Clashes break out near German far-right conference

Police and protesters in Essen
Police say 'several' arrests have been made in the city of Essen [Reuters]

Police and protesters have clashed outside the annual conference of the far-right Alternative for Germany (AfD) party.

Tens of thousands of people opposed to the AfD gathered in the city of Essen, local media reported, with police drafted in from around the country in a bid to prevent disorder.

Local police said two officers were "kicked in the head", seriously injured and taken to hospital during the violence, which began in the early hours of Saturday morning before the official demonstration had started.

The AfD's conference comes weeks after it shocked Germany's political establishment by coming second in European elections, winning 16% of all votes and beating the ruling centre-left party.

Police and protesters in Essen
Batons and tear gas were used to control crowds outside the venue [EPA]

Disorder broke out at dawn on Saturday when a group of protesters attempted to reach the Grugahalle music venue where the meeting was due to be held.

Delegates were seen being ushered towards the venue by riot police after some protesters attempted to prevent the conference from beginning by blocking the road.

Police in Essen said two of its riot officers were seriously injured.

"The officers were kicked while they were still lying on the ground," the force said.

"[They] had to be taken to hospital. [We] are currently evaluating video recordings to identify the perpetrators."

The force said a further seven officers suffered minor injuries.

Police said they had used batons and tear gas to control crowds and had made "several" arrests as of midday.

As many as 100,000 people were expected to take part in the demonstrations over the weekend, German broadcaster Deutsche Welle reported.

Protesters in Essen
It was the first annual meeting since AfD secured 15 seats in the European Parliament [Reuters]

The two-day AfD event was set to involve around 600 delegates and began as planned at mid-morning on Saturday.
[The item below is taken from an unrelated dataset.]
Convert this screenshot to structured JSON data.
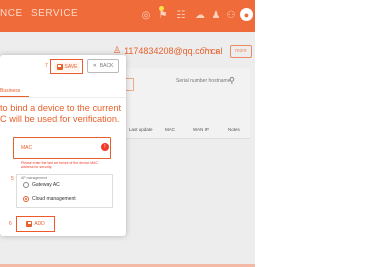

The party's co-president Alice Weidel opened the meeting by telling delegates: "We are here and we will stay." She was re-elected as co-leader alongside Tino Chrupalla.

Counter-demonstrators marched through Essen on Friday, the eve of the conference, and more demonstrations are expected on Sunday.

Authorities in Essen had attempted to block the AfD from meeting in the city but a court ruled the party should be allowed to.

Police and protesters in Essen
Over the weekend, as many as 100,000 people are expected to take part in the demonstrations [Reuters]

The AfD, which primarily draws its support from regions in eastern Germany, came fourth in the European Union parliamentary elections in North-Rhine Westphalia, the state where Essen is located.

However, it performed ahead of expectations nationally despite a scandal-hit campaign, which included its lead candidate downplaying the crimes of the Nazis during World War Two.

AfD candidates secured 15 of Germany's 96 seats in the parliament, coming second only to the country's largest opposition party, the centre-right CDU/CSU. Chancellor Olaf Scholz's centre-left SPD came third.